Bei mir sieht das so aus: Ich rolle am Abend vor dem nächsten Homeoffice-Tag die Yoga-Matte in meinem Arbeitszimmer aus. Sie liegt zwischen Schreibtisch und den Regalen an der Wand. Und da das Zimmer sehr schmal ist, muss ich dafür den Schreibtischstuhl beiseite rollen. Ich kann also erst wieder am Rechner arbeiten, wenn ich die Yoga-Matte zusammengerollt und weggepackt habe. Das mache ich aber nicht, ohne vorher Yoga zu machen, denn dann wäre der ganze Aufwand ja völlig umsonst gewesen. Voila: Es ist mir quasi unmöglich, kein Yoga zu machen, wenn ich abends bereits die Matte ausrolle und den Stuhl beiseite schiebe. Eine Arbeit von vielleicht einer Minute, aber sie war die alles entscheidende Kleinigkeit für mich.

James Clear schreibt dazu: „Die Umgebung ist die unsichtbare Hand, die das menschliche Verhalten gestaltet.“

Einstiegsgewohnheiten schaffen

Auch in „Die 1%-Methode“ gibt es die 2-Minuten-Regel. Allerdings ganz anders als David Allen in seiner Getting-Things-Done-Methode. James Clear bezieht sich damit auf die Dauer von Einstiegsgewohnheiten.

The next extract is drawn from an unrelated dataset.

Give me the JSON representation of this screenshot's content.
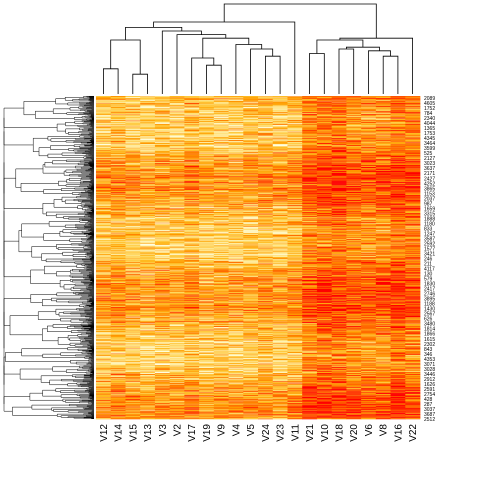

Aber von Anfang an: Neue Gewohnheiten solltest du am besten in kleinen Schritten aufbauen. So wie in meinem Sportbeispiel: Ich will dreimal die Woche Sport machen. Im Kopf habe ich dabei durchaus „richtigen“ Sport – also etwas, das mich körperlich wirklich auspowert (laufen, Fitnessstudio etc.). Das funktioniert aber nicht, wenn man sein Leben lang kaum bis keinen Sport gemacht hat (kannst du mir glauben, ich versuche es seit Jahren!). Deshalb also die Empfehlung, die neue Gewohnheit in Phasen aufzubauen.

Los geht es mit einer Einstiegsgewohnheit. Die soll so winzig sein, dass es sich lächerlich anfühlt. Deshalb auch die 2-Minuten-Regel: Eine Einstiegsgewohnheit soll nach Möglichkeit nicht mehr als 2 Minuten dauern. Im Sportbeispiel empfiehlt James Clear sogar, erstmal nur zur Gewohnheit zu machen, die Sportschuhe anzuziehen. In Phase zwei: Mit den Sportschuhen vor die Tür zu gehen. Und erst, wenn das automatisiert ist, also jeden Tag automatisch geschieht, geht er zur ersten Gewohnheit über, die etwas mit Bewegung zu tun hat. Das heißt also: Du brauchst Geduld, um neue Gewohnheiten zu etablieren, denn erst wenn die Mini-Gewohnheit der ersten Phase wirklich eingeschliffen ist, sie dir also automatisch von der Hand geht, gehst du zur nächsten Phase über.

Ich war dafür zu ungeduldig und hab mich für die 15 Minuten Yoga als Einstiegsgewohnheit entschieden. Dachte ich. In Wirklichkeit habe ich mich ausgetrickst, denn die Einstiegsgewohnheit ist gar nicht das Yoga – das ist eher eine willkommene Folge. Die Einstiegsgewohnheit in meinem Fall ist das abendliche Ausrollen der Matte. War mir lange nicht bewusst, aber tatsächlich ist das die eine, wichtige Gewohnheit, die dazu führt, dass ich Yoga mache.

Wichtige Erkenntnis: So viele Angebote da draußen, versprechen dir, dass du nur 21 (oder 30) Tage durchhalten musst, um eine neue Gewohnheit zu etablieren. Vergiss das! Laut einer Studie britischer Forscher dauert es zwischen 18 und 254 Tage, um eine neue Gewohnheit zu etablieren – abhängig von der Gewohnheit selbst und der Persönlichkeit des Probanden. Gib dir also Zeit und verzweifle nicht, wenn es nicht auf Anhieb klappt!